直系尊属から住宅取得等資金の贈与(住宅資金贈与)は年をまたいで受けた場合にも適用できる
個人的にも最近強い興味関心が出てきたので、しばらくの間、住宅取得に関する税金についてあれやこれやと書いていきたいと思います。まずは表題の、住宅資金贈与が年をまたぎ2年にわたって受けた場合についてです。
住宅取得資金等の贈与とは
とりあえず国税庁のタックスアンサーのリンクを貼っておきます。「住宅 贈与」とかで検索するといろいろ出て来ますが、最新の情報であるかどうかはよく確認してください。特に、今年2022年から制度が変わっています。
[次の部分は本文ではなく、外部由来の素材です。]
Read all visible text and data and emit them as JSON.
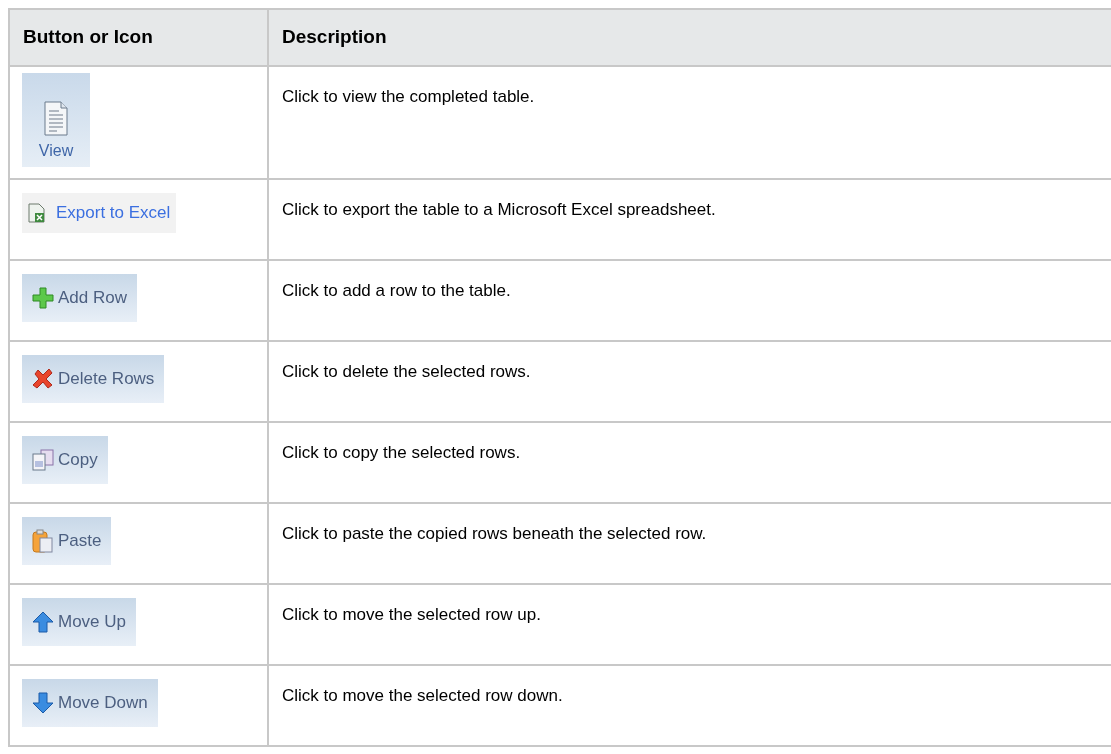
{
  "table": {
    "columns": [
      "Button or Icon",
      "Description"
    ],
    "rows": [
      {
        "button": {
          "label": "View",
          "kind": "large"
        },
        "description": "Click to view the completed table."
      },
      {
        "button": {
          "label": "Export to Excel",
          "kind": "link"
        },
        "description": "Click to export the table to a Microsoft Excel spreadsheet."
      },
      {
        "button": {
          "label": "Add Row",
          "kind": "toolbar"
        },
        "description": "Click to add a row to the table."
      },
      {
        "button": {
          "label": "Delete Rows",
          "kind": "toolbar"
        },
        "description": "Click to delete the selected rows."
      },
      {
        "button": {
          "label": "Copy",
          "kind": "toolbar"
        },
        "description": "Click to copy the selected rows."
      },
      {
        "button": {
          "label": "Paste",
          "kind": "toolbar"
        },
        "description": "Click to paste the copied rows beneath the selected row."
      },
      {
        "button": {
          "label": "Move Up",
          "kind": "toolbar"
        },
        "description": "Click to move the selected row up."
      },
      {
        "button": {
          "label": "Move Down",
          "kind": "toolbar"
        },
        "description": "Click to move the selected row down."
      }
    ]
  }
}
・1月1日現在で18歳以上の者が(令和4年3月31日以前の贈与については「20歳」)
・直系尊属(配偶者の親つまり義両親はダメで、実の祖父母はOK)から
・住宅取得資金として(既に借入れしている住宅ローン返済に充ててはダメ)
・金銭の贈与を受けた(住宅や土地そのものの贈与はダメ)
場合
・最大1,000万円は贈与税がかからない(※1)
というものです。
親から1,000万円のお金を単にもらった場合、贈与税が177万円(※2)かかりますが、住宅取得資金として贈与税の申告書を出せば、それがゼロになります。
(※1)2022年以降の贈与。あれ、もっと多くなかったっけ?と感じるのは正解で、2020年までは最大3,000万円で、2021年までは最大1,500万円でした。2022年になって枠は小さくなりました。
(※2)(1,000-110)×30%-90=177万円
贈与が年をまたいだ場合
本題です。
・まず、土地を取得した後に家を建てる場合
・特に注文住宅で支払タイミングが何回かに分かれる場合
というように、住宅購入資金を支払うタイミングは、往々にして数カ月に亘ります。
例えば、総額2,500万円かけて家を建てるという場合その建築代金を
2022(令和4)年11月 着工時 500万円
2023(令和5)年 1月 上棟時 1,000万円
2023(令和5)年 4月 完成時 1,000万円
というふうに支払ったとします。
実際にこんな感じになるかはともかくとして、あくまでもわかりやすい例として。
また、2023年3月15日時点で「新築の工事の完了に準ずる状態」となっているとします。
そして、共有名義の住宅ではなく、単独名義の住宅とします。
このとき
1,000万円を自分の親からの贈与
1,500万円を住宅ローン
でまかなうとします。少しでも利息負担を軽くすべく、より早く必要となる資金に、親からの贈与を充てます。
このとき
2022年に500万円の贈与
2023年に500万円の贈与
と年をまたいで贈与を受けることとなりますが、
この場合にも、贈与税は非課税となります。
実際はこういう申告はあまりないとは思う
上記の例はあえて年をわけて贈与を受けていますが、別に2022年中に1,000万円の贈与を受けてしまってもいいわけです。2022年末時点ではそのうち500万円は使い、500万円残っていることになりますが、翌2023年3月15日時点で建築(または新築の工事の完了に準ずる状態)になっていれば問題ありません。
申告はそれぞれの年分で行う
先の例でいうと
2022(令和4)年分として贈与税の申告(令和5年3月15日期限)を行い
2023(令和5)年分としても贈与税の申告(令和6年3月15日期限)を行います
家が完成して住みだしたのが2023年だからと、令和5年分の申告でまとめて1,000万円もらったという申告をすればいいわけではありません。
限度額は合わせて最高1,000万円
住宅取得資金の贈与の枠が1,000万円あるということです。
年を分けて2年かけて贈与を受ければ1,000万円×2年=2,000万円まで非課税になる…わけはありません。
複数人からもらっても、もらう額が1,000万円まで
贈与税全般にたまに勘違いをされますが、贈与税は、もらった人(受贈者)に対して、もらった額(受贈額)にかかります。
お金をあげた人があげた額に対してかかるものではありません。
住宅取得資金でいえば、
父方祖父と、母方祖父、双方からそれぞれ1,000万円、計2,000万円もらったとしても、非課税になるのは1,000万円です。
贈与のタイミングはよく考えた方が良い
今回は贈与が2年にわたった場合でしたが、贈与のタイミングによっては非課税にならないこともあり得ますので、次回は、贈与のタイミングについての記事にしたいと思います。
本日は以上です。ご覧いただきありがとうございました。